SAAS MedSTAR

Agency overview
- Formed: 2007
- Jurisdiction: South Australia
- Agency executive: Dr Andrew Pearce, Director;
- Parent agency: SA Ambulance Service
- Website: www.sahealth.sa.gov.au/medstar

= MedSTAR =

Medical retrieval service for the state of South Australia

SAAS MedSTAR is the specialist emergency medical retrieval service for the state of South Australia. MedStar is operated by SA Health through the SA Ambulance Service and is designed to respond to trauma, medical and disaster emergencies anywhere within the state. MedSTAR Kids is the paediatric and neonatal service provided by MedSTAR.

==History==
MedSTAR's development commenced in 2007 and it has been operating since early 2009. Prior to MedSTAR's inception, emergency medical retrievals were carried out by one of three possible teams: one from the Royal Adelaide Hospital (RAH), one from the Flinders Medical Centre (FMC) and one from the Women's and Children's Hospital (WCH - for paediatric or neonatal emergencies). In a case where a helicopter would be needed, one would be dispatched to either the RAH or FMC (the WCH team would travel to the RAH because WCH doesn't have a helipad) after the appropriate and most available team was selected. After picking up the retrieval team members it would then head to the emergency. This setup meant it could take up to half an hour before the team was en route to the patient. As a result, it was decided that one single service based near the helicopter would be more appropriate as it would cut down response times and resolve issues pertaining to which team would be chosen to retrieve the patient/s.

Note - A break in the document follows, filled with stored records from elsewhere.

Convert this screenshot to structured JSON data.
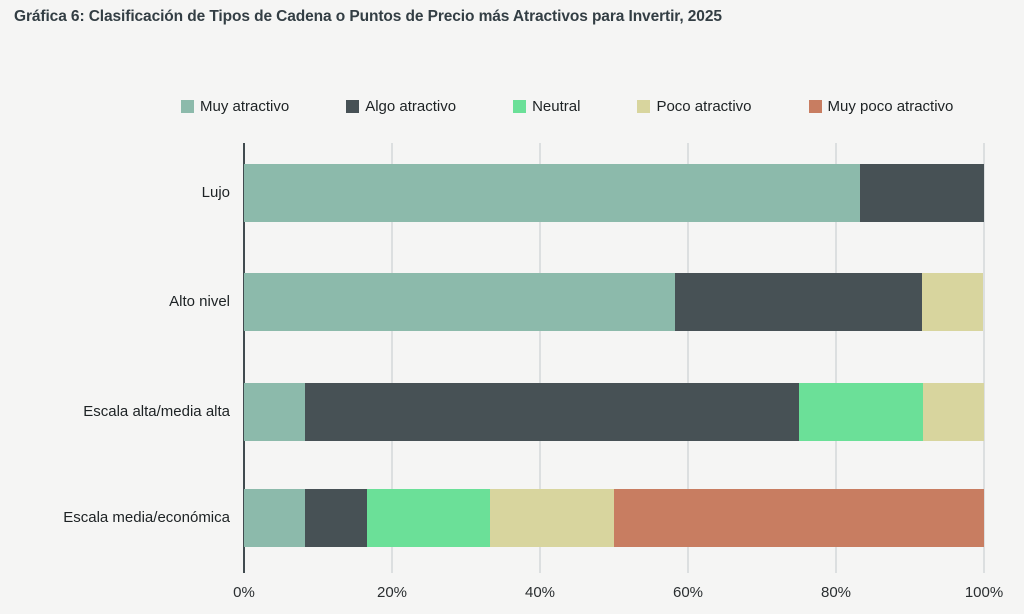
{
  "title": "Gráfica 6: Clasificación de Tipos de Cadena o Puntos de Precio más Atractivos para Invertir, 2025",
  "colors": {
    "background": "#f5f5f4",
    "gridline": "#dcdfe0",
    "axis_line": "#414b4f",
    "title_text": "#333e44",
    "label_text": "#1d2224"
  },
  "chart_data": {
    "type": "bar",
    "orientation": "horizontal",
    "stacked": true,
    "title": "Gráfica 6: Clasificación de Tipos de Cadena o Puntos de Precio más Atractivos para Invertir, 2025",
    "categories": [
      "Lujo",
      "Alto nivel",
      "Escala alta/media alta",
      "Escala media/económica"
    ],
    "series": [
      {
        "name": "Muy atractivo",
        "color": "#8cbaab",
        "values": [
          83.3,
          58.3,
          8.3,
          8.3
        ]
      },
      {
        "name": "Algo atractivo",
        "color": "#475155",
        "values": [
          16.7,
          33.3,
          66.7,
          8.3
        ]
      },
      {
        "name": "Neutral",
        "color": "#6be098",
        "values": [
          0,
          0,
          16.7,
          16.7
        ]
      },
      {
        "name": "Poco atractivo",
        "color": "#d8d59e",
        "values": [
          0,
          8.3,
          8.3,
          16.7
        ]
      },
      {
        "name": "Muy poco atractivo",
        "color": "#c87d61",
        "values": [
          0,
          0,
          0,
          50
        ]
      }
    ],
    "x_ticks": [
      "0%",
      "20%",
      "40%",
      "60%",
      "80%",
      "100%"
    ],
    "xlim": [
      0,
      100
    ],
    "xlabel": "",
    "ylabel": "",
    "legend_position": "top",
    "grid": "vertical"
  }
}
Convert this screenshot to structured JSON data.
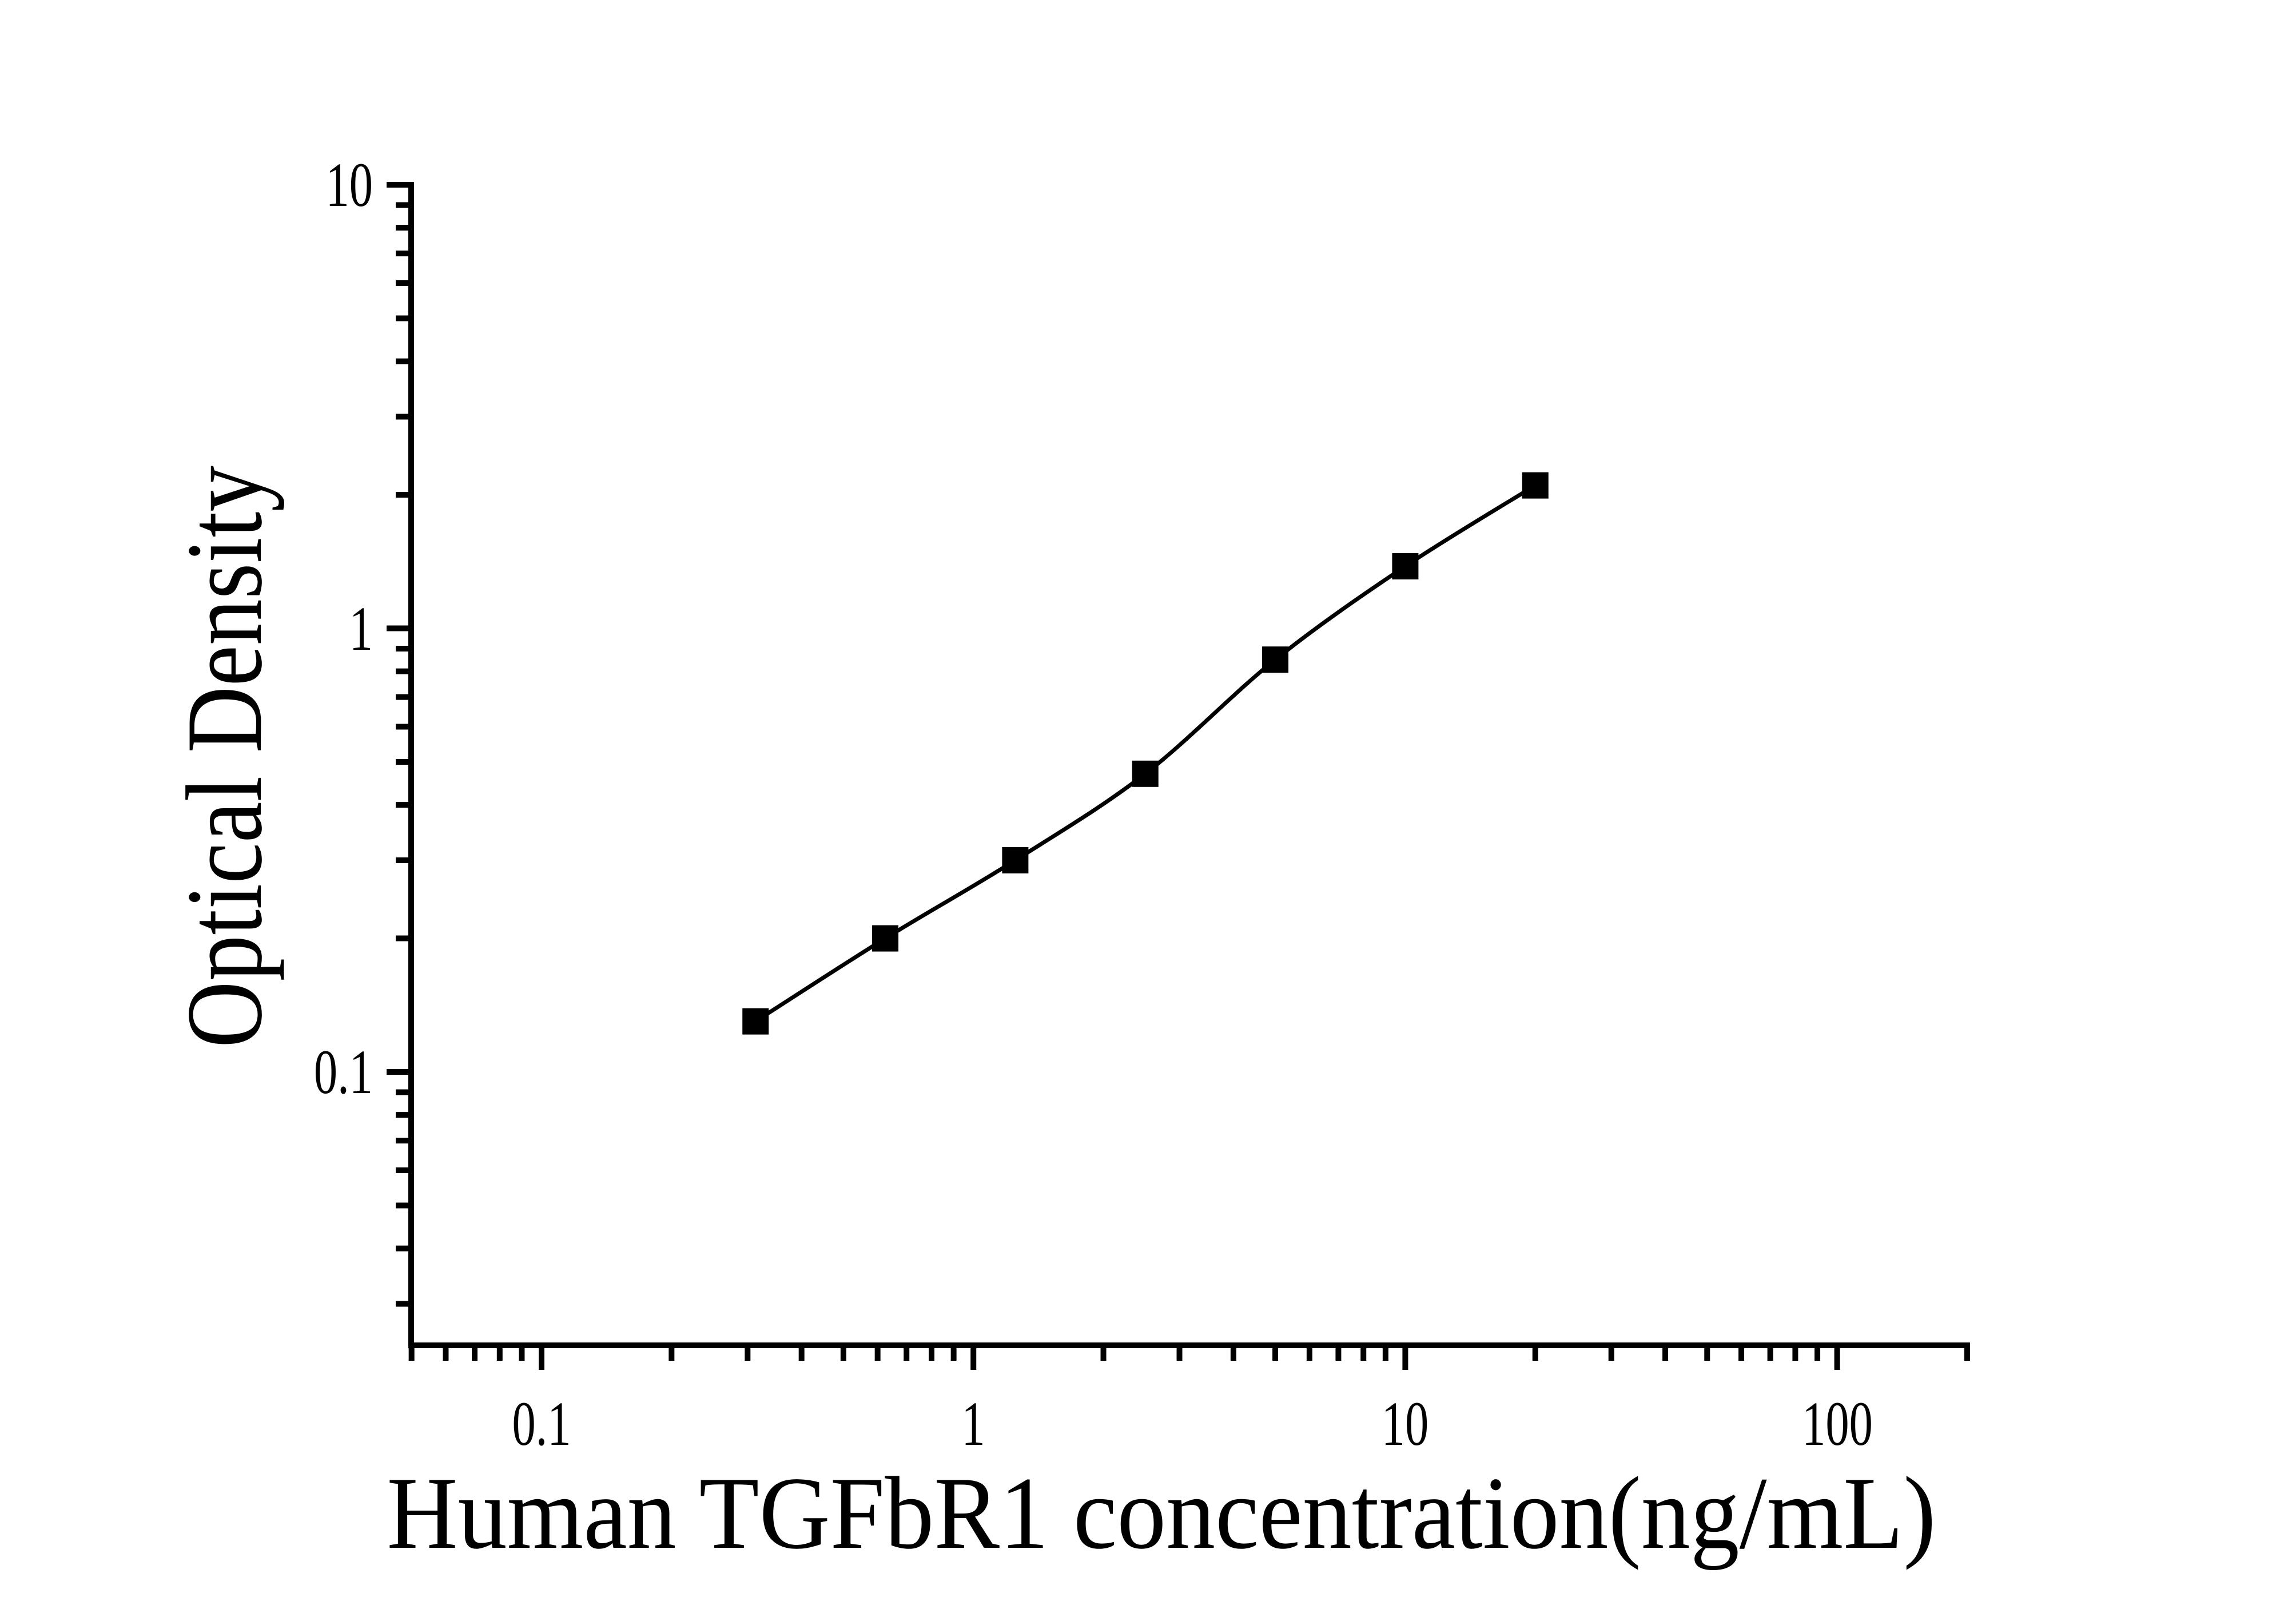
{
  "figure": {
    "background_color": "#ffffff",
    "axis_color": "#000000",
    "marker_color": "#000000",
    "curve_color": "#000000"
  },
  "chart_data": {
    "type": "line",
    "title": "",
    "xlabel": "Human TGFbR1 concentration(ng/mL)",
    "ylabel": "Optical Density",
    "x_scale": "log",
    "y_scale": "log",
    "xlim": [
      0.05,
      200
    ],
    "ylim": [
      0.024,
      10
    ],
    "grid": false,
    "legend": "none",
    "marker": "filled-square",
    "series": [
      {
        "name": "standard-curve",
        "x": [
          0.313,
          0.625,
          1.25,
          2.5,
          5,
          10,
          20
        ],
        "y": [
          0.13,
          0.2,
          0.3,
          0.47,
          0.85,
          1.38,
          2.1
        ]
      }
    ],
    "x_major_ticks": [
      0.1,
      1,
      10,
      100
    ],
    "x_major_tick_labels": [
      "0.1",
      "1",
      "10",
      "100"
    ],
    "y_major_ticks": [
      10,
      1,
      0.1
    ],
    "y_major_tick_labels": [
      "10",
      "1",
      "0.1"
    ]
  }
}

Another issue that was prevalent in the old system was a lack of uniform standards. The RAH and FMC teams were trained differently and had different equipment and different levels of qualifications. The old system also lacked a single point of contact, so requesting retrievals was a tricky process and there was also a lack of dedicated rapid-response vehicles for road-based retrievals. With one statewide service, these issues were resolved.

==About MedSTAR's Services==
Around 20% of MedSTAR's work involves responding to metropolitan emergencies, such as motor vehicle crashes. However, the majority (80%) of MedSTAR's work is critical-care transportation, to allow already hospitalised patients who require a higher level of care access to Intensive Care beds at better-equipped and staffed hospitals. Examples of this might include a patient at a metropolitan hospital that has an insufficient ICU or no ICU beds available or a patient from a rural hospital that needs a higher level of care than the hospital can provide. MedSTAR can also be contacted by doctors for advice on patient care.

The service has a neonatal and paediatric division called MedSTAR Kids. MedSTAR Kids has challenged thinking in neonatal retrieval care at times and have presented cases where they have successfully retrieved babies once thought to be too young to transfer with good outcomes.

MedSTAR responds to various emergencies such as medical emergencies (such as acute pulmonary oedema) as well as primary trauma (such as a severe crash).

The strength of MedSTAR is their Coordination service which uses Nurse Consultants to clinically assess all aeromedical patients needing transfer and then clinically prioritises them escalating the care of patients they are concerned about to MedSTAR Retrieval Consultants.

The remote clinical assessment skills used in the clinical coordination of these patients is underpinned by a clinical simulation and accreditation process supported by evidence and a learning system.

==Aircraft==
MedSTAR uses the Royal Flying Doctors Service (RDFS) for fixed-wing aeromedical patients. They clinically prioritise their patients and secure RFDS to provide the transport. When a patient is critically unwell they will provide a retrieval team to provide the augmented level of care necessary for the patient.

MedSTAR utilises helicopters to respond to emergencies. These helicopters are operated and crewed under contract by Babcock. This service was formerly delivered by Australian Helicopters. The six helicopters are:
- Bell 412 x3
- 2x in permanent medical configuration and 1x in Police configuration.

The colour schemes for the 412s are:
- 2x red and white- VH-LSA/VH-VAO
- 1x blue and white- VH-LSY

Also in use are Isuzu MU-X rapid response vehicles, similar to the SA Ambulance Service Regional Team Leader vehicles.